Luis Alberto Urrea has been waiting a long time to tell this story: It’s 10 years in the making, if you go by his active drafting and redrafting of it, but really it’s been a lifetime to get here. The award-winning poet, essayist, and novelist was inspired by his mother’s service in World War II to write Good Night, Irene, the extraordinary story of a little-known section of the Red Cross called the Clubmobile Corps, whose service was almost lost to history when the official records burned in the 1970s. But the record of it never left his mother, “who was plagued by nightmares every night of her adult life,” Urrea says in the prologue. Once he started digging into the Clubmobile Corps, he understood why.

The “donut dollies,” as the Clubmobile workers were sometimes called (to their chagrin), were the foremost women in battle. They operated coffee and donut trucks at the front lines to comfort the soldiers and were with the GIs every step of the way as they liberated Europe from the Nazis. Urrea’s mother was even trapped behind enemy lines in the Battle of the Bulge and was present for the liberation of Buchenwald. In Urrea’s riveting fictionalized version of their experiences, the courage and sacrifices of his mother and the women of the Clubmobile Corps are brought to life—and they are memorialized as the heroes they were.

Audible: This story is very personal in that it was inspired by your mother’s service in the Red Cross in World War II, and you say in your introduction, “I have spent most of my life preparing to write this book.” Why was now the right time to do it?

Luis Alberto Urrea: I think there were three factors for me. First, I am coming up to the age that my mother was when she died. I think it might take a whole lifetime to be able to process the experiences and sacrifices of our parents' lives. I am acutely aware of looking back to my own life and contrasting my experiences with my mother's timeline.

Secondly, it took some time to put this all together. The research, of course. There was so much to be read and discovered and experienced, so many places I needed to go and see. I wrote several different versions of this novel over the 10 years or so I was working on it, and nothing was right. I kept at it until I found the right approach and the right voice to honor my mother and tell what I hope is a compelling story.

And thirdly, I cannot overlook the times we are in. Obviously, the pandemic gave me the gift of time and space to be completely immersed in this project. But also the political and social stresses of our times had a big effect on me and made me want to explore a time when Americans did bold and brave things independent of party affiliation or gender.

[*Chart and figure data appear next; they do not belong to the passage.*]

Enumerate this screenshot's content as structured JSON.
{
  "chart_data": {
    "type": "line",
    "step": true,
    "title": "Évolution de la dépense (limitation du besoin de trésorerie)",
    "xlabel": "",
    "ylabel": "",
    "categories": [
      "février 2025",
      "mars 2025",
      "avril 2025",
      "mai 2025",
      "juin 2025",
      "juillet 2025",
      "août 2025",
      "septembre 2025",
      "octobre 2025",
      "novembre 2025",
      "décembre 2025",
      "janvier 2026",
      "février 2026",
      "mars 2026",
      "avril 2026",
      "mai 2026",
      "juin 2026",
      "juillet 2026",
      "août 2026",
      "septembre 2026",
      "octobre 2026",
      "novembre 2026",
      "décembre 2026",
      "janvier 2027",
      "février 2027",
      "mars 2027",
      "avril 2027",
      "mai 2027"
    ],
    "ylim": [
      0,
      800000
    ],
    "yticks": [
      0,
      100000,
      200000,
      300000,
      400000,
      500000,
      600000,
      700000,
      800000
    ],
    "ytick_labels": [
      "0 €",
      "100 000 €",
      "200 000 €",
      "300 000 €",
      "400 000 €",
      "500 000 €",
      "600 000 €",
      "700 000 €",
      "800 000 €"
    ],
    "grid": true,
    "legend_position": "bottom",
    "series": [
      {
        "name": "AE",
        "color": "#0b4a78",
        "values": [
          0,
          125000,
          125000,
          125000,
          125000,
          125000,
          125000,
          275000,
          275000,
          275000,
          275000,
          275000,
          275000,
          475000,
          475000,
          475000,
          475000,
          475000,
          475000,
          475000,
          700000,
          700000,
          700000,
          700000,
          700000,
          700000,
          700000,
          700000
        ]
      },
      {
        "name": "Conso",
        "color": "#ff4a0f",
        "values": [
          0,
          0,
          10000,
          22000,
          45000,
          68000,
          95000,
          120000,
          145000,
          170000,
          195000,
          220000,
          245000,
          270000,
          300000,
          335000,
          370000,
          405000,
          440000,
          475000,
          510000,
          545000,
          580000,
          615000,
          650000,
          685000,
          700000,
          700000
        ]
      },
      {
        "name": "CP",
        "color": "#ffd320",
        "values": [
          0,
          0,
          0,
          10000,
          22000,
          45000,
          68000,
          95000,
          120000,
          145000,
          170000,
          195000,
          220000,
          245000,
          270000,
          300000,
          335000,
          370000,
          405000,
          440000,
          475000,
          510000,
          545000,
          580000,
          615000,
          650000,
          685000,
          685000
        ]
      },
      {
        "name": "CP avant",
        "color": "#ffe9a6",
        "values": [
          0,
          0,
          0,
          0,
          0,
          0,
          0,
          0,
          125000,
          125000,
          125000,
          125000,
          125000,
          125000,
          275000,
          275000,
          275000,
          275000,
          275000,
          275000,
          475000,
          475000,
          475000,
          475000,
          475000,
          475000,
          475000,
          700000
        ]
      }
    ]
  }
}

The depiction of wartime Europe in this story is so immersive, almost cinematic. There is such rich description of the sights and sounds and smells and accents. How much of it is from your research and how much from your imagination?

The glorious thing about my research is that it was primarily from contemporary accounts by the Clubmobile women themselves—their letters home and interviews with local newspapers, their self-published memoirs. Most importantly of all, of course, were the papers and stories from my mom and Jill Pitts Knappenberger [his mother’s partner in the Clubmobile truck]. To be able to hear Jill laugh when telling me anecdotes of her days with the Clubmobile Service set the tone for me very early on. And the whole time I was writing, I was thinking of Stephen Crane and The Red Badge of Courage. He had never gone to war, but his book is celebrated for its realism. I did my best to honor these stories.

“It was really important to me to have a strong woman's voice do this story.”

You’ve written close to 20 books, and most of them take place in Mexico and the US border areas. What were the challenges and rewards of working in this different setting and time period of wartime Europe?

My work is always about witness, so in that sense this isn't anything different. In my poetry and in my short fiction, I have often wandered away from the borderlands. I did not have a particular desire to write a novel about wartime Europe. But I would argue this is not a World War II novelthis is my mother's novel. If she had not gone to war, I would have told a different story. Saying that, I appreciate that if you are going to write a World War II novel, you better do the work to make it as right as you can.

The audiobook is narrated by the great Barrie Kreinik, an Audie Award winner. Have you heard her performance yet, and if so, how was it for you experiencing the story in audio?

I only heard a sample from Ms. Kreinik's audition, and I knew my mother's story was in very good hands. I've recorded the audio versions of most of my books, but it was really important to me to have a strong woman's voice do this story. My wife and I are driving most of the book tour, and I am looking forward to listening while driving across Nebraska.

What do you hope listeners take away from this story?

That mothers and grandmothers are the actual superheroes, and we need to hear their stories.